Annual growth in global demand for clothing is projected to increase from 1.5% in 2016 to between 3.5 and 4.5% by the end of 2018, and is likely to continue to grow beyond this.
The increase in demand makes the environmental challenges for the industry more prominent – an industry already associated with high water and chemical use, and greenhouse gas emissions, not to mention poor labour conditions.
Ultimately, reducing the environmental footprint of the fashion industry is dependent on both engineers designing and delivering improved industrial processes, and the public changing their behaviours. Investing in research & development, whether examining the length of fibres or the way they are spun in order to understand shedding, or even researching a coating to limit fibre release – will have negligible impact unless we also change our shopping habits. Donating used clothes to charity and buying less, more durable clothing is the most effective method to reduce clothing waste. Building longevity into clothing will require a change in attitude to clothing and fashion from the public and the industry which has mastered and benefited from the economic cycle of fast fashion.
Besides their technical skills, engineers have a wider advocacy role in order to encourage
this change in consumer habits. By contributing to the public debate on waste, engineers can emphasise the small steps that we all can make in order to reduce our footprint, particularly with regard to the aftercare of our garments. This might include advocating for individuals to wash their clothes at a lower temperature, use mesh laundry bags to catch threads, or install filters on washing machine waste pipes.
In order to improve the environmental impact of the clothing industry, the Institution of Mechanical Engineers recommends:
- The UK Government in collaboration with the fashion industry should invest in initiatives which provide incentives for the development of more environmentally friendly fibres. Research & development investment can make a significant impact on improving the sustainability and efficiency of textile manufacturing. For instance, a research team under Herbert Sixta at the Aalto University, found an ionic liquid which can dissolve cellulose from wood pulp, producing a material that can be spun into fibres. When the liquid was applied to a poly-cotton blend, it dissolved the cotton, but not the polyester, allowing it to be filtered out. The dissolved cellulose could then be used to make stronger fibres.
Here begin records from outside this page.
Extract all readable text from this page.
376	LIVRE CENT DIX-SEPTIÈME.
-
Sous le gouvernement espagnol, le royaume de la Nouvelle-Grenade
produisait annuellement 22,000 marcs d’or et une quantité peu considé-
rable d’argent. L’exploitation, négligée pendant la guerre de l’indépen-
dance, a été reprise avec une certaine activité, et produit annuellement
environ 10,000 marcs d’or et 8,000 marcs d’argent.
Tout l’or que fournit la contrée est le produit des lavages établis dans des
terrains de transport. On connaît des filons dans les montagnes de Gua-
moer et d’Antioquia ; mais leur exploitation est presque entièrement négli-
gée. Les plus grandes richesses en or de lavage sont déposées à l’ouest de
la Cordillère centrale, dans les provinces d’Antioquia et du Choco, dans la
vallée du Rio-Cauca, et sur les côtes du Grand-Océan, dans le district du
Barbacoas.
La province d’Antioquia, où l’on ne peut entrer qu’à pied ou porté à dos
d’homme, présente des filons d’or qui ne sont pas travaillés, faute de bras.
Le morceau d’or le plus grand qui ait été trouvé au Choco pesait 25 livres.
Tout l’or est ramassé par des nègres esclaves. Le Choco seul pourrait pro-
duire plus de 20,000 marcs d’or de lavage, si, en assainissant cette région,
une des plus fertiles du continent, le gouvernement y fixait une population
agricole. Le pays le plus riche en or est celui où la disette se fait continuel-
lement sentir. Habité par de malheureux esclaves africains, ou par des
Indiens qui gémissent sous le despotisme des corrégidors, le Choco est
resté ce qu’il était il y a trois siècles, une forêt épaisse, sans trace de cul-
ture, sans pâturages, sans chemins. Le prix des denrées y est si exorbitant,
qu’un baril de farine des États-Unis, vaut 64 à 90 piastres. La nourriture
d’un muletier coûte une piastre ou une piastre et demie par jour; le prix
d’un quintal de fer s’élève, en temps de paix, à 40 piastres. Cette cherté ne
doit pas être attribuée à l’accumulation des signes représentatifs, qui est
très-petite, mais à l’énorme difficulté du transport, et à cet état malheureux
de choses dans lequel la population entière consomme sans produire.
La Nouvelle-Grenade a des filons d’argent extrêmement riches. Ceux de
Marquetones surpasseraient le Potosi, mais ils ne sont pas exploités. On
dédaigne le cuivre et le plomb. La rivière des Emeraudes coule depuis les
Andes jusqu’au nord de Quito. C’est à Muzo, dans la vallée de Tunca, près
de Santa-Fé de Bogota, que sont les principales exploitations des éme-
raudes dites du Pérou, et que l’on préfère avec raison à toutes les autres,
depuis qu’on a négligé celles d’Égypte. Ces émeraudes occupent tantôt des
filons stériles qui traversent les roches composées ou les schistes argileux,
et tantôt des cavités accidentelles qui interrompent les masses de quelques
- The UK Government should work with the fashion industry and manufacturers to develop a comprehensive framework to tackle ‘greenwashing’, or false sustainability claims. Corporate Social Responsibility is an essential element of a brand’s identity. It helps a company position itself as a responsible business and market itself to ethically conscious customers. However, sometimes a company’s claims don’t always add up. The UK industry should look to the Higg Index, a US industry self-assessment standard for assessing environment and social sustainability throughout the supply chain.
- The UK Government, fashion industry and manufacturers should support the development of mechanical and chemical fibre recycling technologies, particularly those which are able to separate blended fibres. Fibres produced by mechanical recycling are shorter and inferior in quality to virgin fibres, which in turn makes them less valuable. Chemical recycling will play a more prominent role in recycling, as the method develops.
A WRAP report has identified relatively few barriers to the uptake of the textile fibre recycling technologies.